Has anyone tryed with Stanfords Chexpert? E. G. For pretraining? https://stanfordmlgroup.github.io/competitions/chexpert/

fmobrj commented 4 years ago

Takin a look at it now.

mansilla commented 4 years ago

@bganglia thank you for this! Let's make it work on the dataset @ieee8023 suggested, the RSNA Kaggle dataset: https://academictorrents.com/details/95588a735c9ae4d123f3ca408e56570409bcf2a9

JiayuanDing100 commented 4 years ago

@mansilla Hi where do you find label labeled as COVID-19 or not? I didn't find it in metadata and image data

mansilla commented 4 years ago

@JiayuanDing100 hey. I used the metadata

armiro commented 4 years ago

Those kaggle pneumonia images that people keep using are of children. The model can learn age to tell them apart. Maybe the explanation of the image is showing how big the chest is as a predictor.

I would suggest using this data of mostly adults with pneumonia (which is also from a kaggle challenge which could be confusing, let's call this one the RSNA kaggle dataset): https://academictorrents.com/details/95588a735c9ae4d123f3ca408e56570409bcf2a9

Exactly.
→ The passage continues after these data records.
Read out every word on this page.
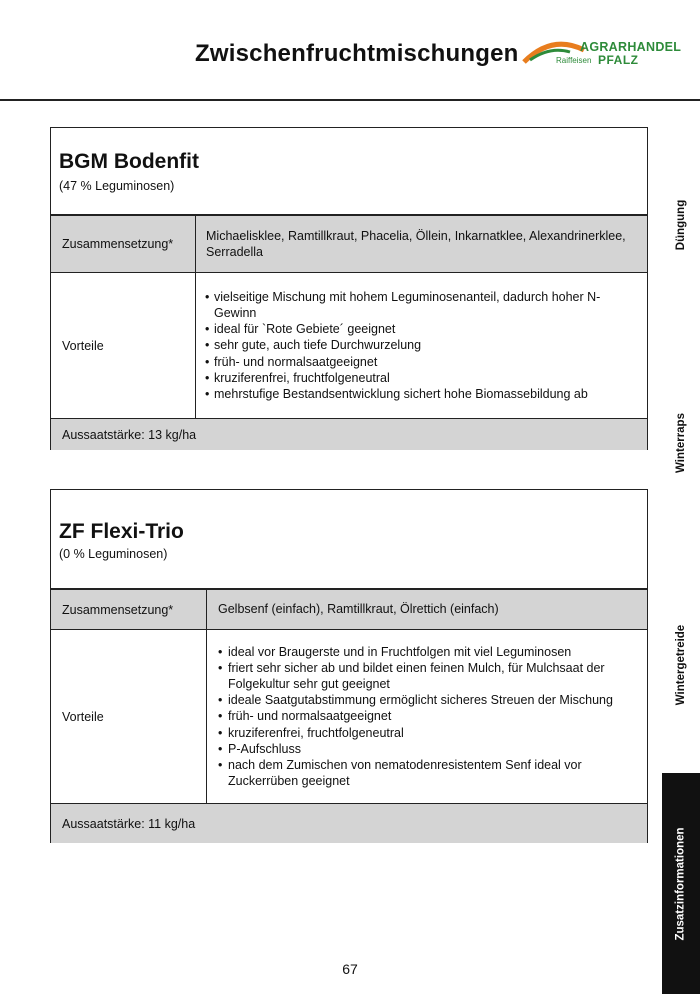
Zwischenfruchtmischungen	AGRARHANDEL
Raiffeisen PFALZ
BGM Bodenfit
(47 % Leguminosen)
Zusammensetzung*
Michaelisklee, Ramtillkraut, Phacelia, Öllein, Inkarnatklee, Alexandrinerklee, Serradella
Vorteile
• vielseitige Mischung mit hohem Leguminosenanteil, dadurch hoher N-Gewinn
• ideal für `Rote Gebiete´ geeignet
• sehr gute, auch tiefe Durchwurzelung
• früh- und normalsaatgeeignet
• kruziferenfrei, fruchtfolgeneutral
• mehrstufige Bestandsentwicklung sichert hohe Biomassebildung ab
Aussaatstärke: 13 kg/ha
ZF Flexi-Trio
(0 % Leguminosen)
Zusammensetzung*	Gelbsenf (einfach), Ramtillkraut, Ölrettich (einfach)
Vorteile
• ideal vor Braugerste und in Fruchtfolgen mit viel Leguminosen
• friert sehr sicher ab und bildet einen feinen Mulch, für Mulchsaat der Folgekultur sehr gut geeignet
• ideale Saatgutabstimmung ermöglicht sicheres Streuen der Mischung
• früh- und normalsaatgeeignet
• kruziferenfrei, fruchtfolgeneutral
• P-Aufschluss
• nach dem Zumischen von nematodenresistentem Senf ideal vor Zuckerrüben geeignet
Aussaatstärke: 11 kg/ha
Düngung
Winterraps
Wintergetreide
Zusatzinformationen
67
I asked radiologists about this high accuracy problem and they told me the same. Pediatric chests are of a different shape from normal adult/elder chests, so even basic models can detect with high accuracy.

armiro commented 4 years ago

Has anyone tryed with Stanfords Chexpert? E. G. For pretraining? https://stanfordmlgroup.github.io/competitions/chexpert/

I collected and trained on them. Still getting high accuracies but not as high as previous RSNA images. Detected features (using Grad-CAM) are still not the ones expected to be seen (patchy opacities mostly peripheral). I think the only way is to increase the number of COVID pneumonia cases and collect normal cases from different datasets. Segmenting lobes from the images is also a good idea.